Avalanche Pocket Guide: A Field Reference
Published by: Mountaineers Books, Sept., 2014
By Bruce Tremper
ISBN: 978-1-59485-719-5

• Full-color fold-out guide with the most critical “quick info” that skiers, snowboarders, and other mountain enthusiasts need while in the winter backcountry

 

• Carry-along complement to Tremper’s best-selling “Staying Alive in Avalanche Terrain” and “Avalanche Essentials: A Step-by-Step System for Safety and Survival”

 

The Avalanche Pocket Guide includes quick and visual safety reminders: the 5 As and 2 Cs to consider when evaluating avalanche terrain; the trusty Tremper Terrain-o-Meter; a snowpack stability checklist; quick review of snowpack stability tests, low-risk travel ritual; a gear checklist; Avalanche Smart Card graphic that pulls it all together; beacon search tips; and more.

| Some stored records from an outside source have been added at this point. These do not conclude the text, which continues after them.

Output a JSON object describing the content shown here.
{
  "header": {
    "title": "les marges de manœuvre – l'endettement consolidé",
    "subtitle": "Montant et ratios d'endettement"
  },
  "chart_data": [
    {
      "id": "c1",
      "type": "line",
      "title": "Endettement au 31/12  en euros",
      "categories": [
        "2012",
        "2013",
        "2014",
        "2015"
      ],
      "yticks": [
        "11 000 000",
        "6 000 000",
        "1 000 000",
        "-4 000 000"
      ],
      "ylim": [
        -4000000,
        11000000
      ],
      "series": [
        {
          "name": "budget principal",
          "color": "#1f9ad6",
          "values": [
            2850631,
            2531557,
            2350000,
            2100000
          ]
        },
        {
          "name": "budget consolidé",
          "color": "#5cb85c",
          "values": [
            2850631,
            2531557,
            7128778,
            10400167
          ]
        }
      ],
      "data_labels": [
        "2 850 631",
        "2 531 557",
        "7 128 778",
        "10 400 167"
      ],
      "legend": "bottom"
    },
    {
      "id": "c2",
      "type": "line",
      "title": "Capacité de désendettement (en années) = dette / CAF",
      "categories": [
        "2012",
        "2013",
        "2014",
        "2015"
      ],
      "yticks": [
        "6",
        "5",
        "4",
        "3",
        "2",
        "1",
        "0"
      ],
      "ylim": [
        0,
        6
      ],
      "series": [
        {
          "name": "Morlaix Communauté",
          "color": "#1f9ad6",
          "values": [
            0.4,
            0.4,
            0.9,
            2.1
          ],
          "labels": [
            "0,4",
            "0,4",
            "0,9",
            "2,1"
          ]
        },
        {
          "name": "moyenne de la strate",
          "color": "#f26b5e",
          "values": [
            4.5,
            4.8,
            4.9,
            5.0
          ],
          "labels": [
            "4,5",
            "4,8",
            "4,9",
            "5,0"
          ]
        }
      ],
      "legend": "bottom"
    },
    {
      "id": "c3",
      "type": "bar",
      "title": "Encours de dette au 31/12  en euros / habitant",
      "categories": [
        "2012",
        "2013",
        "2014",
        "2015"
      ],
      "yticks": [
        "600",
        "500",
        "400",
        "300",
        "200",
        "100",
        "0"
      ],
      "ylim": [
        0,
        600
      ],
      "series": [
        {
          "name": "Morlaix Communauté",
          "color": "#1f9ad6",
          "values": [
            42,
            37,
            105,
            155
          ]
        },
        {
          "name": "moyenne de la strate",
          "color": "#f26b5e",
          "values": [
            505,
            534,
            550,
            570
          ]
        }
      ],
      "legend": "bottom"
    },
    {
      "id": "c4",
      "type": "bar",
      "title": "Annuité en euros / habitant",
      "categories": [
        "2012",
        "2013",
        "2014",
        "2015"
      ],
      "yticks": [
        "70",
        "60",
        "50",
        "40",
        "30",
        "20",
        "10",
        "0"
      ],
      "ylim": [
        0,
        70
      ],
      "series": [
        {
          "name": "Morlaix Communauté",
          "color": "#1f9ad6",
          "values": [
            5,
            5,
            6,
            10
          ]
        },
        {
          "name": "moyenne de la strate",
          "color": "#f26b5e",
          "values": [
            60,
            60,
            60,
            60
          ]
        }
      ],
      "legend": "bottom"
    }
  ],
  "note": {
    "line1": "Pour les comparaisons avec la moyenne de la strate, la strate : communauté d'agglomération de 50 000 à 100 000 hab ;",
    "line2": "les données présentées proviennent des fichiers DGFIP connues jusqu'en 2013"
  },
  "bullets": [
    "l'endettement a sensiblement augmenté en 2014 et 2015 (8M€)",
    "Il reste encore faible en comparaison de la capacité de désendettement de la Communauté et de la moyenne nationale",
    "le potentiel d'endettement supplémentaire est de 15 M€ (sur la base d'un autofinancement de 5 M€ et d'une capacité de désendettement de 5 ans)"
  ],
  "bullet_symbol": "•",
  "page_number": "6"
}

[Note the inclinometer on the side of the pocket guide.]

 


Staying Alive in Avalanche Terrain: How I Discovered I Wasn’t an Avalanche Expert
Mountaineers Books Blog, January 9, 2019

 

Recently retired, Bruce spent nearly 30 years at the Utah Avalanche Center, most of those years as its Director. Following is an excerpt from the introduction to the new edition of Staying Alive, in which Bruce explains how as a young hot-shot ski racer he learned that he wasn’t as smart as he thought he was.

 

CAUGHT
By Bruce Tremper

 

It was November 1978. I was a cocky, ex-national-circuit ski racer, twenty-four years old, fresh out of college, and because I needed the money, I was building chairlifts at Bridger Bowl Ski Area in Montana. In the ignorance and vigor of youth, I naturally enough considered myself to be an avalanche expert. I had grown up in the mountains of western Montana, where my father had taught me about avalanches when I was ten years old, and I had been skiing in the backcountry the past several years and had so far avoided any serious mishaps. In other words, I was a typical avalanche victim.

 

I was skiing alone (first mistake) and not wearing a transceiver (second mistake). After all, I wasn’t “skiing,” I was “working,” tightening the bolts at the base of each chairlift tower with a torque wrench. Even in my stubborn ignorance, I could see that it was clearly very dangerous. Over a foot of dense snow had fallen the night before, on top of fragile depth hoar, and the wind was blowing hard, loading up the steep slopes beneath the upper section of the chairlift with thick slabs of wind-drifted snow.

 

Starting from the top, I skied down, stopping at each tower to torque the bolts. When I was finished with the tower at the top of the avalanche paths, I took off my skis and started walking back up the slope so I could gain the ridge and circle around to the tower beneath the avalanche paths. Then I quickly discovered my third mistake. Since I did not bring my backcountry skis or climbing skins, the easy climb was now an exhausting pig wallow back up through chest-deep snow, and the nearby snow-free cliffs were too scary to climb in my slippery plastic boots. I couldn’t help but notice that only a thirty-foot-wide couloir at the base of the cliffs separated me from the safe slopes on the other side. Naturally enough, I thought a good skier like me should be able to get up speed and zip across it before anything too bad happened. Ski cutting alone and without a transceiver or partner—fourth mistake.